VICE PRESIDENT CHENEY TO TRAVEL TO LITHUANIA

US Dept. State Information
19 April 2006

VICE PRESIDENT CHENEY TO TRAVEL TO LITHUANIA

Washington — Vice President Cheney plans to travel to Lithuania, Kazakhstan and Croatia in early May, the White House announced April 19.

Cheney will travel first to Vilnius, Lithuania, to address a summit of leaders of the Baltic and Black Sea regions on May 4. “President Bush asked Vice President Cheney to join the leaders from Europe at the summit to emphasize the importance of the region’s democratic transformation and to advance the President’s Freedom Agenda,” the White House announcement said.

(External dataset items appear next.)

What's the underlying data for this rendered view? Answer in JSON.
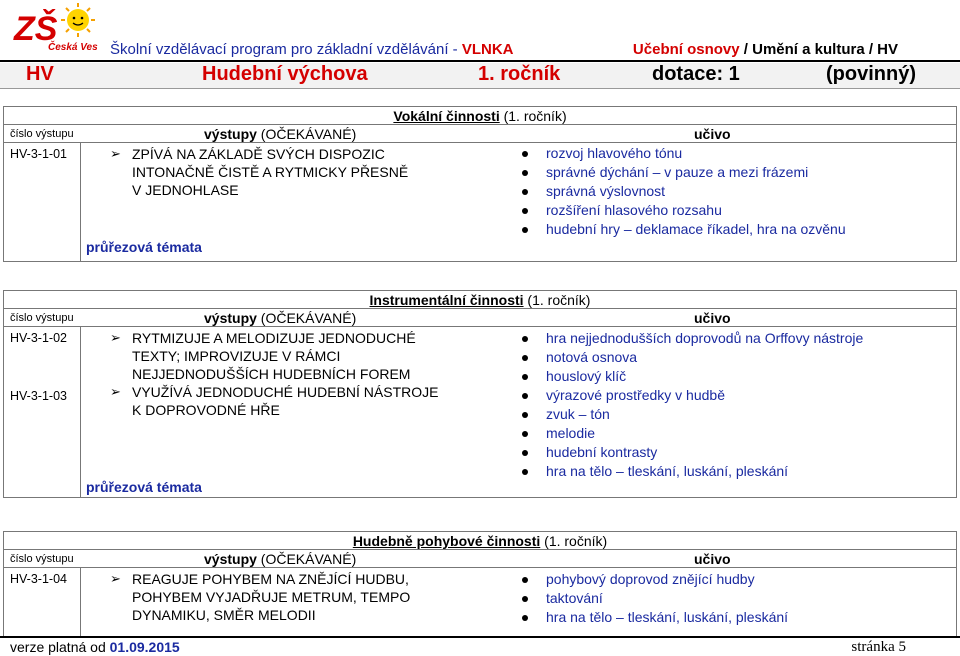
{
  "logo": {
    "text": "ZŠ",
    "subtext": "Česká Ves"
  },
  "header": {
    "program_prefix": "Školní vzdělávací program pro základní vzdělávání - ",
    "program_name": "VLNKA",
    "right_red": "Učební osnovy",
    "right_sep": " / Umění a kultura / HV"
  },
  "bar": {
    "code": "HV",
    "subject": "Hudební výchova",
    "grade": "1. ročník",
    "dotace": "dotace: 1",
    "required": "(povinný)"
  },
  "column_headers": {
    "code": "číslo výstupu",
    "outcomes_bold": "výstupy",
    "outcomes_rest": " (OČEKÁVANÉ)",
    "content": "učivo"
  },
  "sections": [
    {
      "title_bold": "Vokální činnosti",
      "title_rest": " (1. ročník)",
      "codes": [
        "HV-3-1-01"
      ],
      "outcomes": [
        "ZPÍVÁ NA ZÁKLADĚ SVÝCH DISPOZIC",
        "INTONAČNĚ ČISTĚ A RYTMICKY PŘESNĚ",
        "V JEDNOHLASE"
      ],
      "topics_label": "průřezová témata",
      "content": [
        "rozvoj hlavového tónu",
        "správné dýchání – v pauze a mezi frázemi",
        "správná výslovnost",
        "rozšíření hlasového rozsahu",
        "hudební hry – deklamace říkadel, hra na ozvěnu"
      ]
    },
    {
      "title_bold": "Instrumentální činnosti",
      "title_rest": " (1. ročník)",
      "codes": [
        "HV-3-1-02",
        "HV-3-1-03"
      ],
      "outcomes": [
        "RYTMIZUJE A MELODIZUJE JEDNODUCHÉ",
        "TEXTY; IMPROVIZUJE V RÁMCI",
        "NEJJEDNODUŠŠÍCH HUDEBNÍCH FOREM",
        "VYUŽÍVÁ JEDNODUCHÉ HUDEBNÍ NÁSTROJE",
        "K DOPROVODNÉ HŘE"
      ],
      "topics_label": "průřezová témata",
      "content": [
        "hra nejjednodušších doprovodů na Orffovy nástroje",
        "notová osnova",
        "houslový klíč",
        "výrazové prostředky v hudbě",
        "zvuk – tón",
        "melodie",
        "hudební kontrasty",
        "hra na tělo – tleskání, luskání, pleskání"
      ]
    },
    {
      "title_bold": "Hudebně pohybové činnosti",
      "title_rest": " (1. ročník)",
      "codes": [
        "HV-3-1-04"
      ],
      "outcomes": [
        "REAGUJE POHYBEM NA ZNĚJÍCÍ HUDBU,",
        "POHYBEM VYJADŘUJE METRUM, TEMPO",
        "DYNAMIKU, SMĚR MELODII"
      ],
      "content": [
        "pohybový doprovod znějící hudby",
        "taktování",
        "hra na tělo – tleskání, luskání, pleskání"
      ]
    }
  ],
  "footer": {
    "valid_from": "verze platná od ",
    "date": "01.09.2015",
    "page": "stránka 5"
  },
  "colors": {
    "red": "#d40000",
    "blue": "#1a2aa0"
  }
}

Lithuanian President Valdas Adamkus is hosting the summit, which will include discussions on a range of regional issues. In addition to his address, the vice president is scheduled to meet bilaterally with leaders from the region, the White House said.

President Bush last met with Adamkus along with the presidents of Latvia and Estonia on May 7, 2005, in Riga, Latvia. (See related article.)

Bush became the first U.S. president to visit Lithuania in November 2002. (See related article.)

After the summit in Vilnius, Cheney will travel to Kazakhstan to meet with Kazakh President Nursultan Nazarbayev “to strengthen our bilateral relationship on the basis of our shared strategic interests and desire to promote democratic reform and economic development,” according to the White House announcement.

From Kazakhstan, Cheney plans to travel to Croatia to meet with Croatia’s leadership and to hold multilateral discussions with the leaders of the Adriatic Charter Countries: Croatia, Albania and Macedonia.

On May 2, 2003, Secretary of State Colin Powell and the foreign ministers of Albania, Croatia and Macedonia signed an agreement known as the Adriatic Charter. The pact was proposed jointly by the presidents of Albania, Croatia and Macedonia to President Bush at the NATO Prague Summit in November 2002 with the aim of reinforcing U.S. support for the alliance’s “Open Door” and underscoring the goal of fully integrating Albania, Croatia and Macedonia into Euro-Atlantic institutions. (See related fact sheet.)

The foreign ministers of the Adriatic Charter members most recently met in Washington, in February, along with representatives from Serbia-Montenegro and Bosnia-Herzegovina. Another meeting is being planned for April 2006 in Brijuni, Croatia, which also would include the foreign and defense ministers of the Baltic countries.